Insbesondere durch das aktive Einbringen von Starktotholz im Fließgewässerbereich bilden sich neue Seitenbäche, Überflutungsbereiche und Stillwasserzonen, die u.a. von Feuersalamander, Grasfrosch, Berg- und Fadenmolch sowie Zweigestreifter Quelljungfer genutzt werden können. Der Austausch der zu klein dimensionierten Wegedurchlässe durch gewässerökologisch angepasste Rohrdurchlässe dient der Verbesserung bzw. Wiederherstellung der Durchgängigkeit und ist eine wichtige Voraussetzung für die Förderung artenreicher, gewässergebundener Lebensgemeinschaften.

Ziel ist die mittelfristige Entwicklung der Projektflächen in Waldlebensräume gemäß FFH-Richtlinie (LRT 9110 „Hainsimsen Buchenwald“ und LRT 91E0* „Auenwälder“), hierzu bieten die Flächen ein hohes Aufwertungspotential.

Wälder

Die geplanten Maßnahmen umfassen den Quell- und Oberlaufbereich der „Bösen Schleuse“ und deren angrenzende Waldbereiche.
Zur Verbesserung des Zustandes der angrenzenden Wälder und Fließgewässer sind im Umfeld des ca. 1,8 km langen Bachabschnittes der „Bösen Schleuse“ folgende lebensraumverbessernde Maßnahmen vorgesehen:

Waldumbaumaßnahmen

Aktuell dominieren Fichtenwälder im Projektgebiet, durch das Fehlen weiterer Samenbäume, insbesondere von Weißtanne und Bergahorn sowie Erle und Weide, wird eine natürliche Wiederansiedlung der ursprünglichen Wälder weitgehend verhindert. Daher soll durch aktive Pflanzmaßnahmen, der Grundstein für die Entwicklung struktur- und artenreicherer Bergmischwälder sowie seltener bachbegleitender Auwälder gelegt werden.
In der Bachaue der „Bösen Schleuse“ sowie deren Nebenbächen sind daher Initialpflanzungen von Roterle, Weide und Bergahorn vorgesehen, damit kann sich hier ein lebensraumtypischer Auwald entwickeln. Die angrenzenden Hangbereiche werden mit Buche, Weißtanne und Bergahorn bepflanzt, hier wird zukünftig ein ursprünglicher Bergmischwald entstehen. Durch Pflegemaßnahmen werden die Anteile der neu eingebrachten Baumarten langfristig gesichert. Die jungen Bäume erhalten eine Umzäunung als Schutz vor Rot- und Rehwild. Die neu entstehenden artenreichen Laubmischwälder können sich besser an Klimaveränderungen anpassen und sind wesentlich stabiler. Die Maßnahmen haben auch positive Effekte auf die Bodenvegetation, da der Wald strukturreicher wird und mehr Sonnenlicht auf den Boden gelangt. Dadurch können sich weitere Pflanzenarten im Unterwuchs ansiedeln, was wiederum Einfluss auf Tiere und Insekten hat. Die biologische Vielfalt wird erhöht.
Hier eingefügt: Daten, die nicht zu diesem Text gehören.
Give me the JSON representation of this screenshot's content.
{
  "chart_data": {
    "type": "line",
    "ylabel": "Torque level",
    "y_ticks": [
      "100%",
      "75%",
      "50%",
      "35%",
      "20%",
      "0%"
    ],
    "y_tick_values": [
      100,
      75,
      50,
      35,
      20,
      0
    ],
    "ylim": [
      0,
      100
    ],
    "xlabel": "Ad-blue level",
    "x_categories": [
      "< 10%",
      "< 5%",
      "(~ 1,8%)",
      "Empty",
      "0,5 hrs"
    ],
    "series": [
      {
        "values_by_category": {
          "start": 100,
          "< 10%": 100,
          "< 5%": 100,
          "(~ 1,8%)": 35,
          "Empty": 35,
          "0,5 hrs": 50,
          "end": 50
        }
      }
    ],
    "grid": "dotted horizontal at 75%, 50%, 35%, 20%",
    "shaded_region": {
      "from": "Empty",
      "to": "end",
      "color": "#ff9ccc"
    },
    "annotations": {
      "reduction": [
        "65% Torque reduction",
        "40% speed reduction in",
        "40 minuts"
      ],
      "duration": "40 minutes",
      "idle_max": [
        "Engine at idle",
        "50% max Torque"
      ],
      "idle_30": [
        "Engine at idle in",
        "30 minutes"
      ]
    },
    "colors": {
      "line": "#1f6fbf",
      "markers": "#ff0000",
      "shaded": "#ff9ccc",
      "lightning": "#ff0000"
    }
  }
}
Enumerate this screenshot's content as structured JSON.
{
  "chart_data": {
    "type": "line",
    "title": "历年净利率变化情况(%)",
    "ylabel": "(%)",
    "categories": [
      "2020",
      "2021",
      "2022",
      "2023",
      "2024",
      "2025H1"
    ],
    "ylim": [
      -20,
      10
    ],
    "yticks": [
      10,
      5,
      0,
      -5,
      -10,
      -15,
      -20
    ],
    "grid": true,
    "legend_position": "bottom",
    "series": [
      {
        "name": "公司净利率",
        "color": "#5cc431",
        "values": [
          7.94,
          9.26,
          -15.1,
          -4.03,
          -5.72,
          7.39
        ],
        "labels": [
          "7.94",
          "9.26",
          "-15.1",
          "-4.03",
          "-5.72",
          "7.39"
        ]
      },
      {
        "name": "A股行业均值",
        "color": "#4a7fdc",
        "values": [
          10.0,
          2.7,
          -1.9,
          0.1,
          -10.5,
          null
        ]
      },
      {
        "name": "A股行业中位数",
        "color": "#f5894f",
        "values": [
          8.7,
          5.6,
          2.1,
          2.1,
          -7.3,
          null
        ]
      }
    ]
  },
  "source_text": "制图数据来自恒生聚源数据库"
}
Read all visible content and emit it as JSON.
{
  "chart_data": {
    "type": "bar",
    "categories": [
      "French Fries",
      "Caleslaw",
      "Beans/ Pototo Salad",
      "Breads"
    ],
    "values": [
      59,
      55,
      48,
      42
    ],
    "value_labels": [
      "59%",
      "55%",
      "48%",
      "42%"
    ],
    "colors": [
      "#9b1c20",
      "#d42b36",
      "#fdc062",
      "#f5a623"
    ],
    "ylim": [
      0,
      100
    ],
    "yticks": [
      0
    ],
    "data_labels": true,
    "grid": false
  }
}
In diesem Projekt arbeiten wir zur Umsetzung der geplanten Maßnahmen mit folgenden regionalen Partnern zusammen:

Biosphärenreservat Thüringer Wald

Hohe Gipfel, ausgedehnte Bergmischwälder mit alten stattlichen Buchen, mosaikartig eingestreute blütenreiche Bergwiesen, klare sprudelnde Bergbäche und kleine Moore prägen das Landschaftsbild. Schiefer gedeckte Häuser geben den Waldsiedlungen ihr Gepräge und in den schmalen Tälern dehnen sich die Dörfer oft über Kilometer aus. Auch alte Handwerke, wie die Köhlerei und die Glasbläserei und gebietstypische Siedlungsstrukturen sind das Spiegelbild eines jahrhundertelangen Miteinander von Mensch und Biosphäre. Seit nun mehr 40 Jahren ist das Biosphärenreservat Thüringer Wald als UNESCO-Biosphärenreservat anerkannt und gehört neben dem Biosphärenreservat Mittelelbe zu den ältesten Biosphärenreservaten in Deutschland.